Paciente da Maternidade Cândido Mariano enviou reclamação ao Midiamax sobre a forma “desumana” que pacientes estariam sendo tratados no hospital. A paciente relatou que há uma ala na maternidade chamada Casa da Mãe Gestante, que atende mães que vêm de outra cidade, enquanto filhos estão na UTI. Segundo denúncia, existe algo desumano acontecendo, visto que as mães que saem de cirurgias precisam subir e descer dois andares de escadas para amamentar.

Segundo esposo da paciente, as mães, recém-operadas, fazem sacrifício e até choram de dor por conta do sobe e desce, visto que de três em três horas precisam amamentar. A revolta é grande porque, segundo paciente, há um elevador novinho que leva direto ao quarto que elas dormem, mas não podem usar, pois no lado do quarto que o elevador para a porta fica fechada e não abre.

“Para que isso? Para elas não usarem o elevador? Se quiserem eu tenho dois vídeos que gravei, mas só posso enviar depois que minha esposa e filho saírem de lá, pois tenho medo de retaliações”, enviou o pai.

O diretor da maternidade, Alfeu Duarte, negou que mães subam dois andares. Segundo o médico, são dois lances de escadas que precisam ser subidos, visto que não há outra saída. Ele justifica que o elevador atende a UTI e não há segurança suficiente para cuidar este acesso, que colocaria em risco o hospital.

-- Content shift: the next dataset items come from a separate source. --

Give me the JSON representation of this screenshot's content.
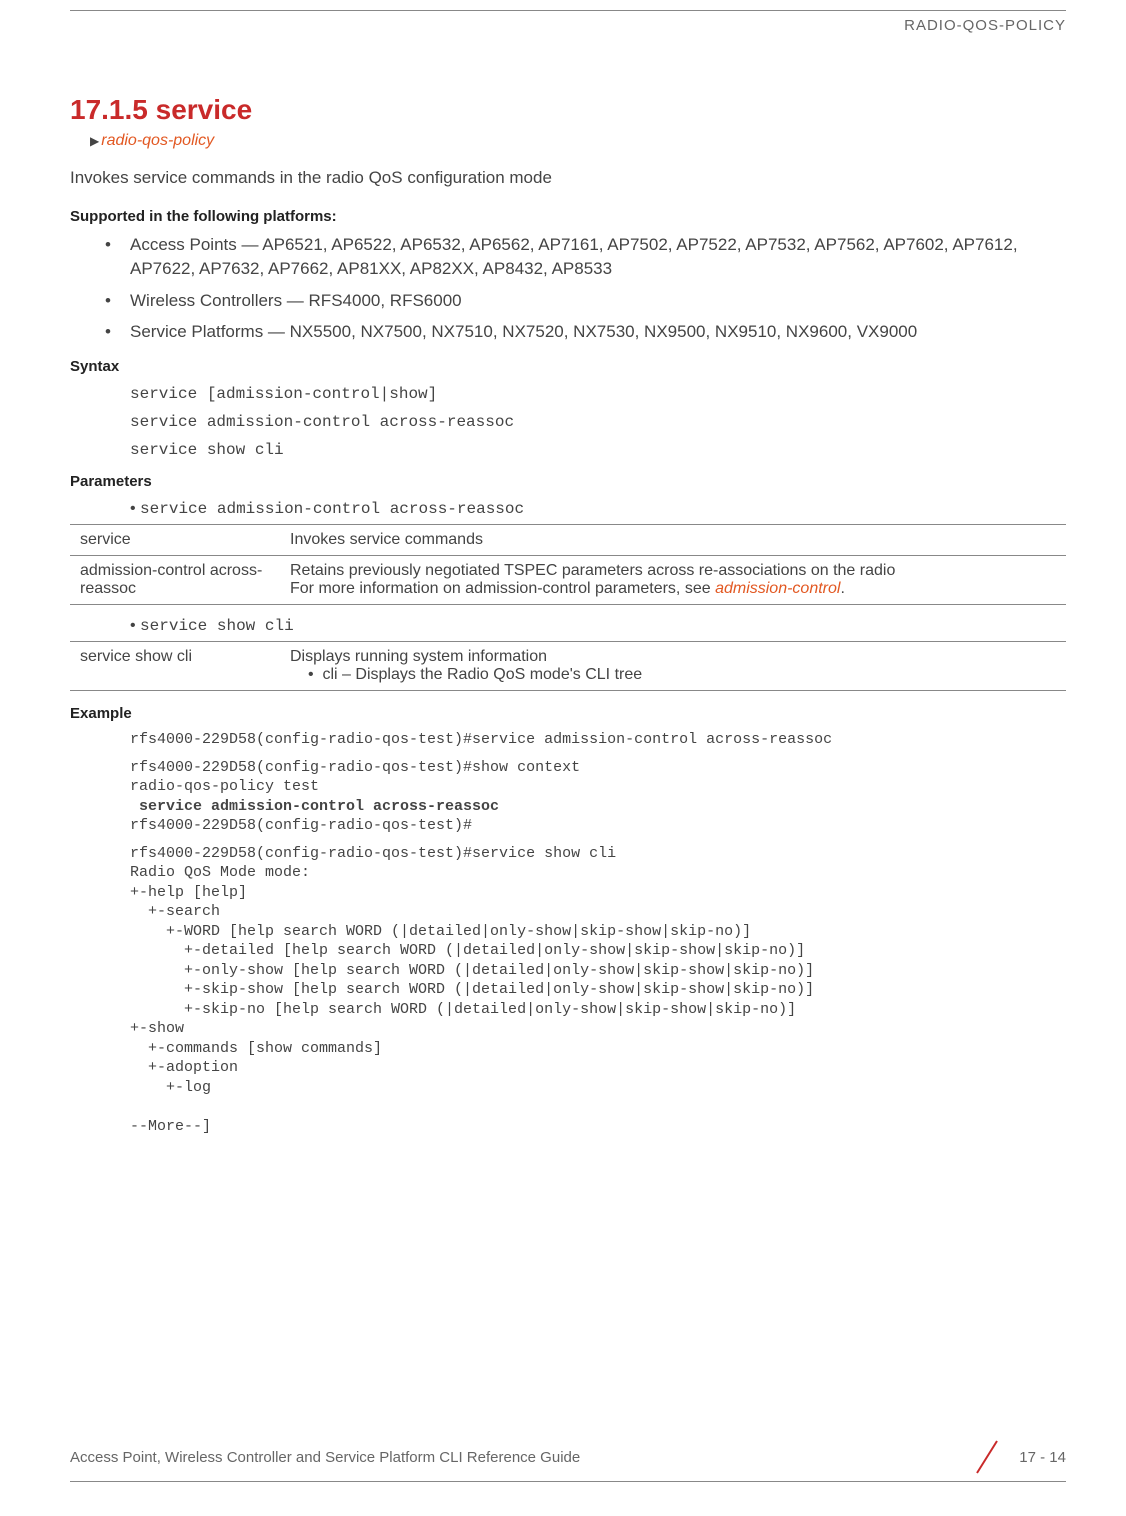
{
  "header": {
    "title": "RADIO-QOS-POLICY"
  },
  "section": {
    "number_title": "17.1.5 service",
    "breadcrumb": "radio-qos-policy",
    "description": "Invokes service commands in the radio QoS configuration mode"
  },
  "supported": {
    "heading": "Supported in the following platforms:",
    "items": [
      "Access Points — AP6521, AP6522, AP6532, AP6562, AP7161, AP7502, AP7522, AP7532, AP7562, AP7602, AP7612, AP7622, AP7632, AP7662, AP81XX, AP82XX, AP8432, AP8533",
      "Wireless Controllers — RFS4000, RFS6000",
      "Service Platforms — NX5500, NX7500, NX7510, NX7520, NX7530, NX9500, NX9510, NX9600, VX9000"
    ]
  },
  "syntax": {
    "heading": "Syntax",
    "lines": [
      "service [admission-control|show]",
      "service admission-control across-reassoc",
      "service show cli"
    ]
  },
  "parameters": {
    "heading": "Parameters",
    "groups": [
      {
        "bullet": "service admission-control across-reassoc",
        "rows": [
          {
            "label": "service",
            "desc": "Invokes service commands"
          },
          {
            "label": "admission-control across-reassoc",
            "desc_prefix": "Retains previously negotiated TSPEC parameters across re-associations on the radio",
            "desc_line2_prefix": "For more information on admission-control parameters, see ",
            "desc_link": "admission-control",
            "desc_suffix": "."
          }
        ]
      },
      {
        "bullet": "service show cli",
        "rows": [
          {
            "label": "service show cli",
            "desc": "Displays running system information",
            "sub": "cli – Displays the Radio QoS mode's CLI tree"
          }
        ]
      }
    ]
  },
  "example": {
    "heading": "Example",
    "block1_line1": "rfs4000-229D58(config-radio-qos-test)#service admission-control across-reassoc",
    "block2_line1": "rfs4000-229D58(config-radio-qos-test)#show context",
    "block2_line2": "radio-qos-policy test",
    "block2_line3_bold": " service admission-control across-reassoc",
    "block2_line4": "rfs4000-229D58(config-radio-qos-test)#",
    "block3": "rfs4000-229D58(config-radio-qos-test)#service show cli\nRadio QoS Mode mode:\n+-help [help]\n  +-search\n    +-WORD [help search WORD (|detailed|only-show|skip-show|skip-no)]\n      +-detailed [help search WORD (|detailed|only-show|skip-show|skip-no)]\n      +-only-show [help search WORD (|detailed|only-show|skip-show|skip-no)]\n      +-skip-show [help search WORD (|detailed|only-show|skip-show|skip-no)]\n      +-skip-no [help search WORD (|detailed|only-show|skip-show|skip-no)]\n+-show\n  +-commands [show commands]\n  +-adoption\n    +-log\n\n--More--]"
  },
  "footer": {
    "guide": "Access Point, Wireless Controller and Service Platform CLI Reference Guide",
    "page": "17 - 14"
  }
}
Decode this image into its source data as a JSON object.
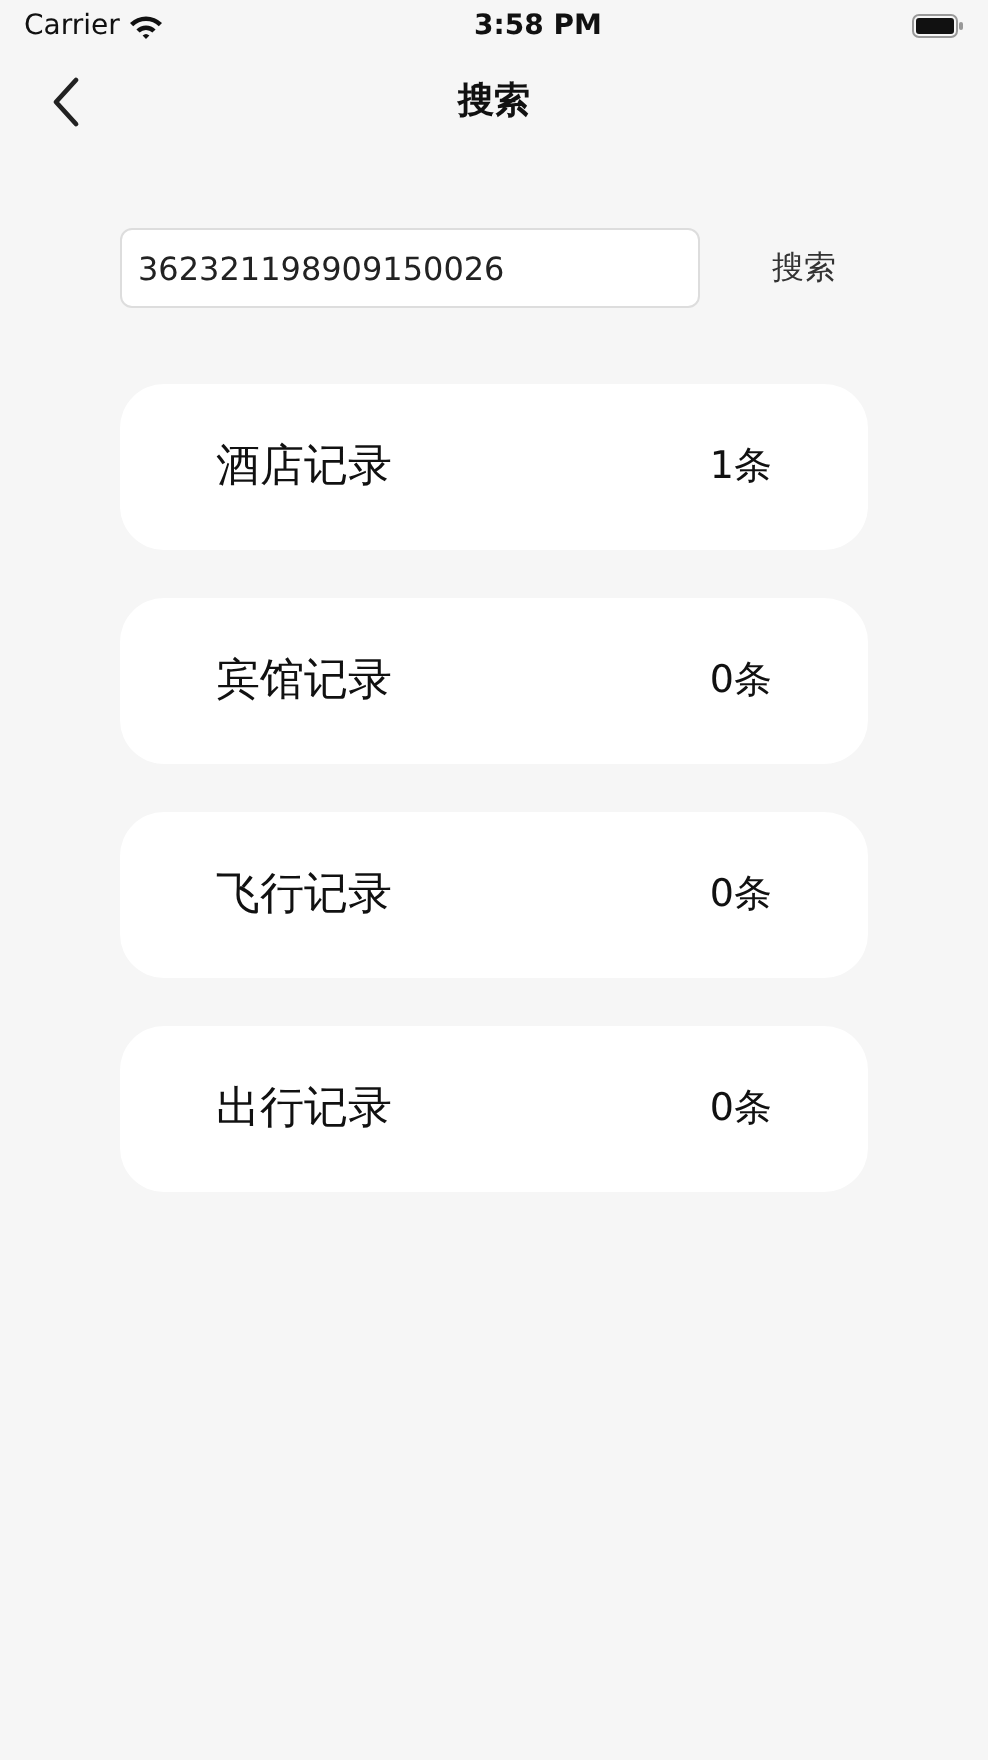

“Poderiam vasculhar todo o hospital e não tem guarda para cuidar o dia inteiro. Fica muito exposto. Não podemos colocar a disposição do hospital. Poderia sumir bolsa de paciente, documento”, alegou.

O médico explica que as pacientes recebem alimentação e todo atendimento, mesmo sem contrapartida do Governo Federal, o que acaba sendo um favor para as mães que vêm do interior ou da periferia.

“Temos um limite de dez leitos. Damos roupa, banheiro, chuveiro, todo conforto. Só sobe lá o pessoal para amamentar. Não é obrigado a ficar. É uma doação do hospital. Tem tudo. É um espaço exclusivo das pessoas carentes. Várias pessoas dos convênios querem ficar neste setor e não é permitido porque é exclusivo”, finalizou.

A reforma da maternidade foi entregue em julho do ano passado. O Governo do Estado doou 10 leitos, prometeu repassar R$ 52 mil mensal mensalmente, para locação de equipamentos, e R$ 768 mil em parcela única para custeio da maternidade.